BnF collection ebooks est éditée par BnF-Partenariats, filiale de la Bibliothèque nationale de France.

Fruit d’une sélection fine réalisée au sein des prestigieux fonds de la BnF par un comité éditorial composé de ses plus grands experts et d’éditeurs, BnF collection ebooks a pour vocation de faire découvrir des textes classiques essentiels dans leur édition la plus remarquable, des perles méconnues de la littérature ou des auteurs souvent injustement oubliés.

Morceaux choisis de la littérature, y compris romans policiers, romans noirs mais aussi livres d’histoire, récits de voyage, portraits et mémoires ou sélections pour la jeunesse, tous les genres y sont représentés.

Éditée dans la meilleure qualité possible eu égard au caractère patrimonial de ces fonds, conservés depuis de nombreuses années par la BnF, les ebooks de BnF collection sont proposés dans le format ePub, un format ouvert standardisé, pour rendre les livres accessibles au plus grand nombre sur tous les supports de lecture.

MAISONS OUVRIÈRES.
Henri de Louw Photo : Delft.
Avant-propos
 

L’appétit vient en mangeant, – et en mettant la plume sur le papier, la passion d’émettre vos idées vous prend de plus en plus et on en vient à faire un livre. C’est ce qui m’est arrivé, si toutefois l’on veut bien accorder le nom présomptueux de livre aux pages qui vont suivre.
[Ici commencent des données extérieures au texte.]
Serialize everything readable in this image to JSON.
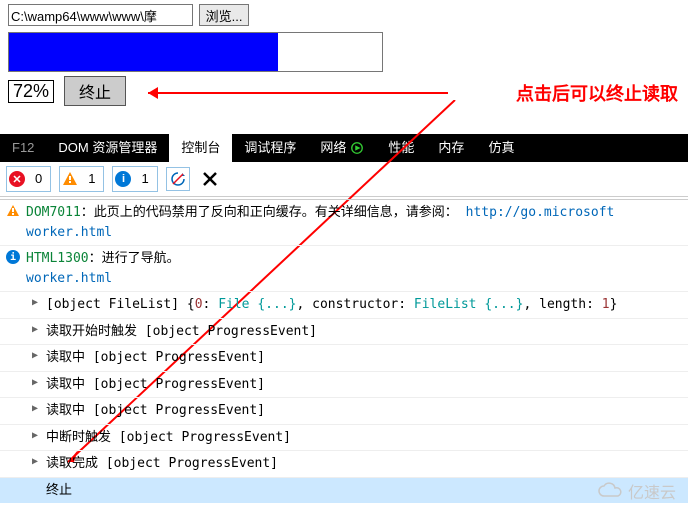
{
  "filePath": "C:\\wamp64\\www\\www\\摩",
  "browseLabel": "浏览...",
  "progressPercent": 72,
  "percentText": "72%",
  "stopLabel": "终止",
  "annotation": "点击后可以终止读取",
  "tabs": {
    "f12": "F12",
    "dom": "DOM 资源管理器",
    "console": "控制台",
    "debugger": "调试程序",
    "network": "网络",
    "performance": "性能",
    "memory": "内存",
    "emulation": "仿真"
  },
  "counts": {
    "errors": "0",
    "warnings": "1",
    "info": "1"
  },
  "msg1": {
    "code": "DOM7011",
    "text": "：此页上的代码禁用了反向和正向缓存。有关详细信息，请参阅：",
    "url": "http://go.microsoft",
    "sub": "worker.html"
  },
  "msg2": {
    "code": "HTML1300",
    "text": "：进行了导航。",
    "sub": "worker.html"
  },
  "obj": {
    "pre": "[object FileList]    {",
    "k0": "0",
    "file": "File {...}",
    "mid": ", constructor: ",
    "fl": "FileList {...}",
    "len": ", length: ",
    "one": "1",
    "end": "}"
  },
  "rows": {
    "r1": "读取开始时触发 [object ProgressEvent]",
    "r2": "读取中 [object ProgressEvent]",
    "r3": "读取中 [object ProgressEvent]",
    "r4": "读取中 [object ProgressEvent]",
    "r5": "中断时触发 [object ProgressEvent]",
    "r6": "读取完成 [object ProgressEvent]",
    "r7": "终止"
  },
  "watermark": "亿速云"
}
M’étant associé de grand cœur à la « Société formée pour faciliter l’étude des diverses méthodes de participation du personnel dans les bénéfices de l’entreprise1 », j’assistais à l’assemblée générale annuelle du 17 mars dernier. J’y fus invité à exposer les systèmes de primes, de participation, etc., que j’ai introduits dans la Société anonyme « Fabrique néerlandaise de levure et d’alcool », dont j’ai l’honneur d’être le directeur. C’est l’accueil que rencontrèrent mes communications dans cette réunion, qui me détermina à publier ces pages. Dans ma première idée, ce travail ne visait qu’à la traduction d’un rapport sur la participation aux bénéfices, que j’ai rédigé en faveur de ce principe et présenté au Conseil d’administration de notre société anonyme au mois d’août 1880. Cette traduction une fois terminée, je ne pus résister au désir de compléter ce travail par la description de toutes les institutions que j’ai fondées dans l’intérêt du personnel et qui forment ensemble ce que j’ai eu l’audace d’intituler « Essai de solution pratique de la question ouvrière ». J’ai l’espoir de ne pas avoir fait une œuvre stérile, à une époque où tout le monde s’occupe de cette question, et doit s’intéresser à sa solution.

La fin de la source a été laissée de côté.